“Queen Sugar” is the story of Charley Bordelon, a young, widowed California schoolteacher with an 11 year old daughter who learns after her father’s death that he has left her a Louisiana sugar cane farm – something she had no idea he had purchased. Despite knowing nothing about farming, Charley feels like it’s time to turn a new page in her life so she pulls up stakes and returns to her father’s stomping grounds in the bayou country, reconnecting with family there. It doesn’t take long for her to realize that growing sugar cane is meticulous, back breaking work and running a stand of sugar cane takes a whole heckuva lot more than good intentions.
Along with the horticultural challenges comes the cultural and social considerations of a young black woman living in the South. Add in that Charley’s combustible half brother, Ralph Angel, shows up at the homestead about the same time, with a six year old son and a chip on his shoulder that has been smoldering for years, and you have the makings of a gripping story full of good times, bad times, tension, despair, and a testament to hard work and family.

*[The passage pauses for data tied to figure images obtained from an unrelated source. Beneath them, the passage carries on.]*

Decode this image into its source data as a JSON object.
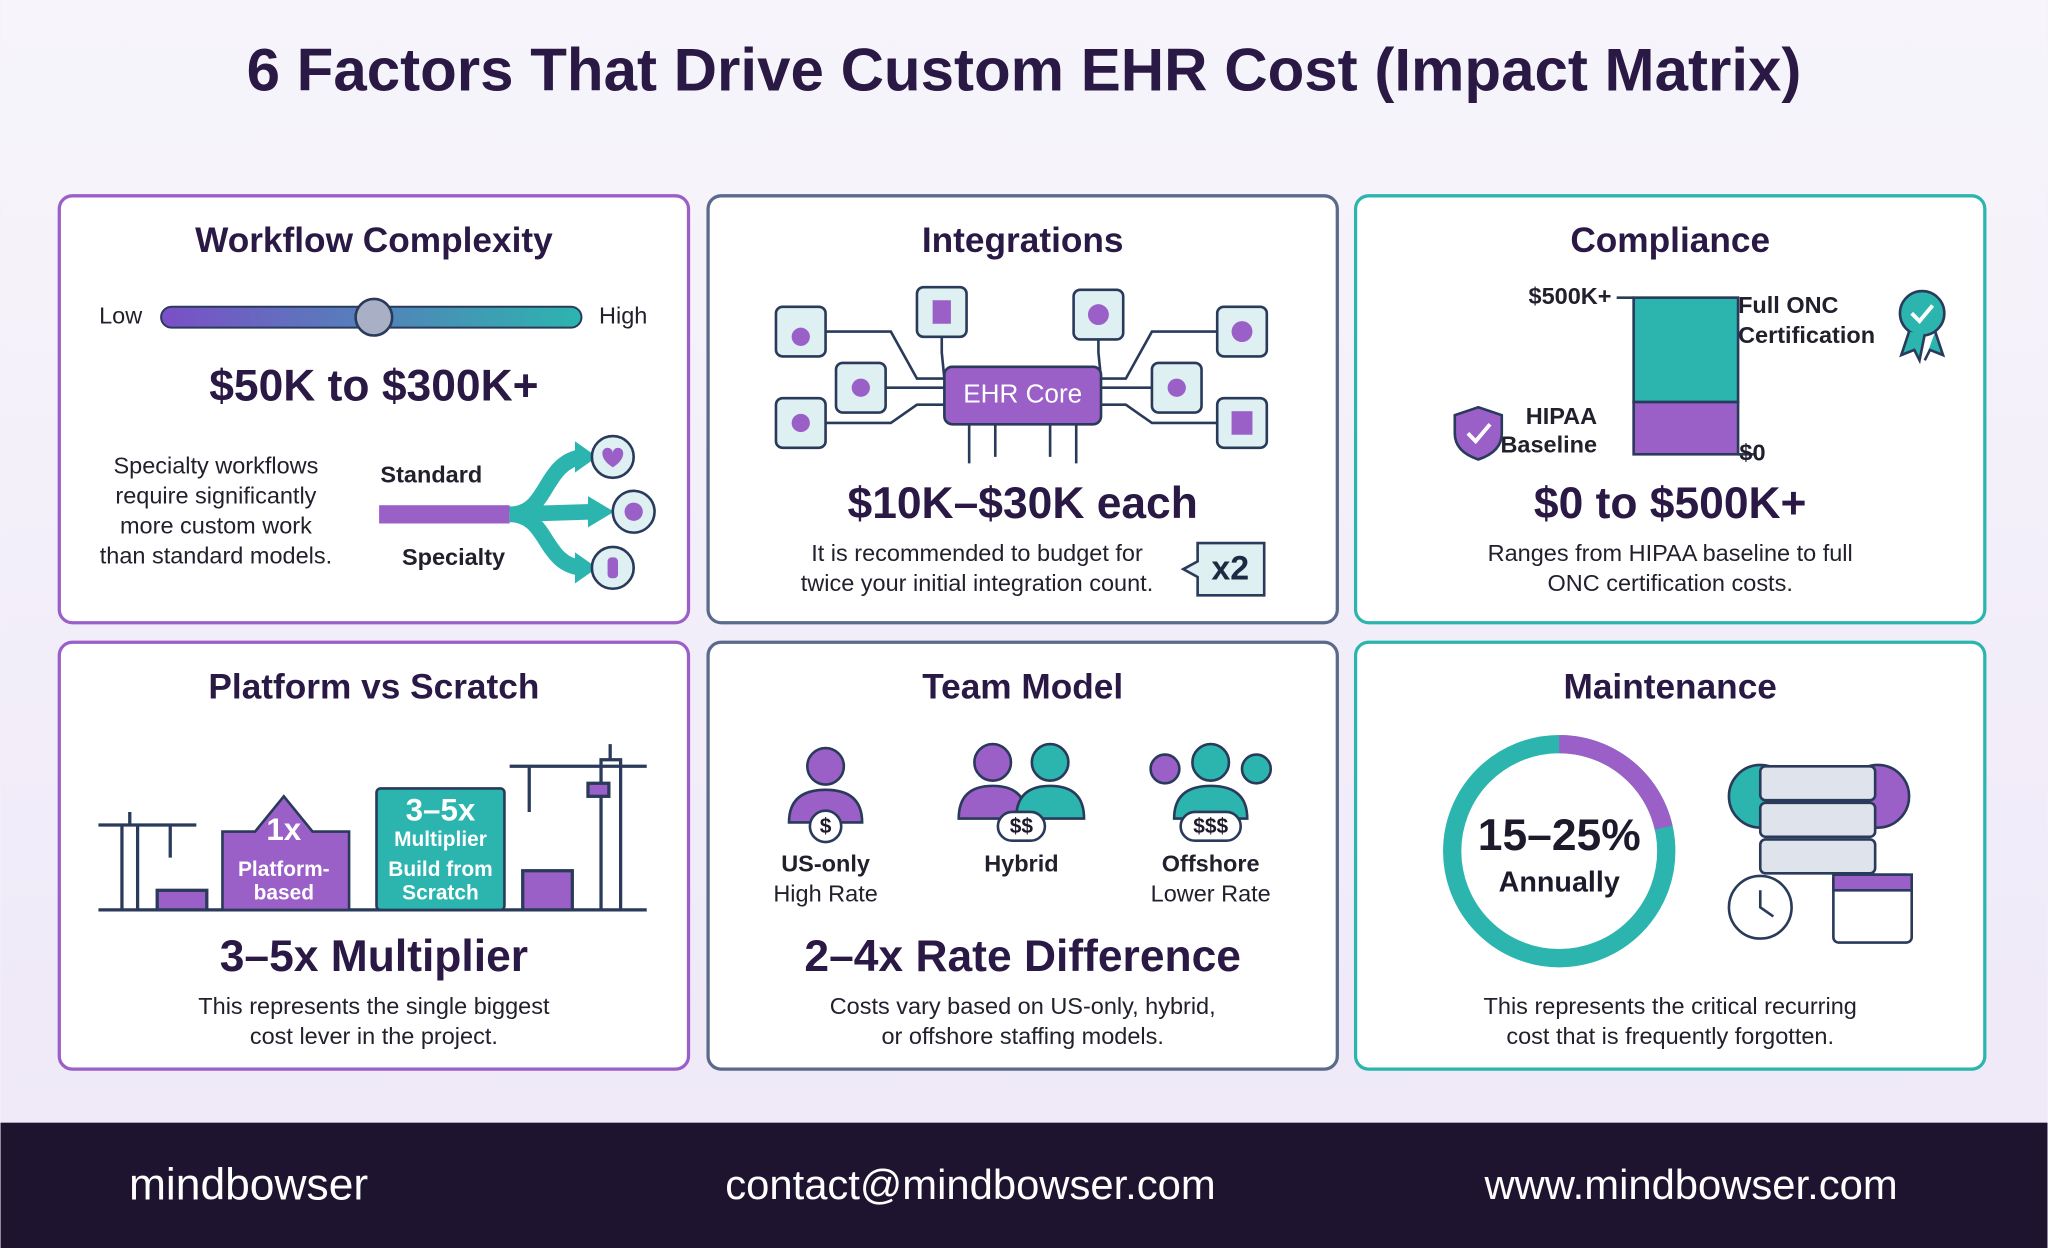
{
  "title": "6 Factors That Drive Custom EHR Cost (Impact Matrix)",
  "cards": [
    {
      "title": "Workflow Complexity",
      "scale_low": "Low",
      "scale_high": "High",
      "range": "$50K to $300K+",
      "description": [
        "Specialty workflows",
        "require significantly",
        "more custom work",
        "than standard models."
      ],
      "branch_labels": [
        "Standard",
        "Specialty"
      ]
    },
    {
      "title": "Integrations",
      "hub": "EHR Core",
      "range": "$10K–$30K each",
      "description": [
        "It is recommended to budget for",
        "twice your initial integration count."
      ],
      "badge": "x2"
    },
    {
      "title": "Compliance",
      "bar_top_label": "$500K+",
      "bar_bottom_label": "$0",
      "top_label": [
        "Full ONC",
        "Certification"
      ],
      "bottom_label": [
        "HIPAA",
        "Baseline"
      ],
      "range": "$0 to $500K+",
      "description": [
        "Ranges from HIPAA baseline to full",
        "ONC certification costs."
      ]
    },
    {
      "title": "Platform vs Scratch",
      "blocks": [
        {
          "value": "1x",
          "label": [
            "Platform-",
            "based"
          ]
        },
        {
          "value": "3–5x",
          "label": [
            "Multiplier",
            "Build from",
            "Scratch"
          ]
        }
      ],
      "range": "3–5x Multiplier",
      "description": [
        "This represents the single biggest",
        "cost lever in the project."
      ]
    },
    {
      "title": "Team Model",
      "models": [
        {
          "symbol": "$",
          "label": [
            "US-only",
            "High Rate"
          ]
        },
        {
          "symbol": "$$",
          "label": [
            "Hybrid"
          ]
        },
        {
          "symbol": "$$$",
          "label": [
            "Offshore",
            "Lower Rate"
          ]
        }
      ],
      "range": "2–4x Rate Difference",
      "description": [
        "Costs vary based on US-only, hybrid,",
        "or offshore staffing models."
      ]
    },
    {
      "title": "Maintenance",
      "ring_value": "15–25%",
      "ring_label": "Annually",
      "description": [
        "This represents the critical recurring",
        "cost that is frequently forgotten."
      ]
    }
  ],
  "footer": {
    "brand": "mindbowser",
    "email": "contact@mindbowser.com",
    "website": "www.mindbowser.com"
  }
}
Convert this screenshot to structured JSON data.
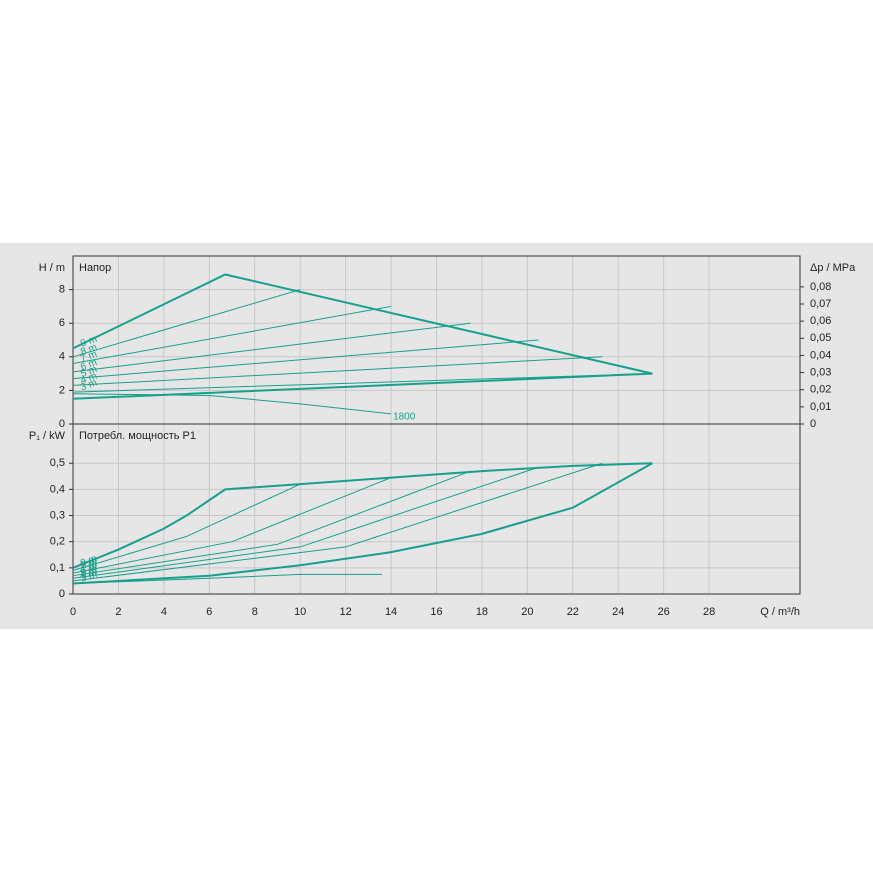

Author Baszile does a wonderful job with the characters in this book, not just Charley and Ralph Angel, but others who call Saint Josephine Parish home: wise old Prosper Denton, who forgoes a well deserved retirement to help Charley learn the ins-and-outs of cane farming and becomes a mentor and indispensable resource; indomitable Miss Honey, Charley’s devout grandmother, who rules the roost and shows her love through her cooking; Hollywood, Ralph Angel’s best friend when they were boys, who now makes a living mowing lawns… these and others make the book come alive. The action is somewhat predictable, but the characters shine, and makes “Queen Sugar” a read to be savored.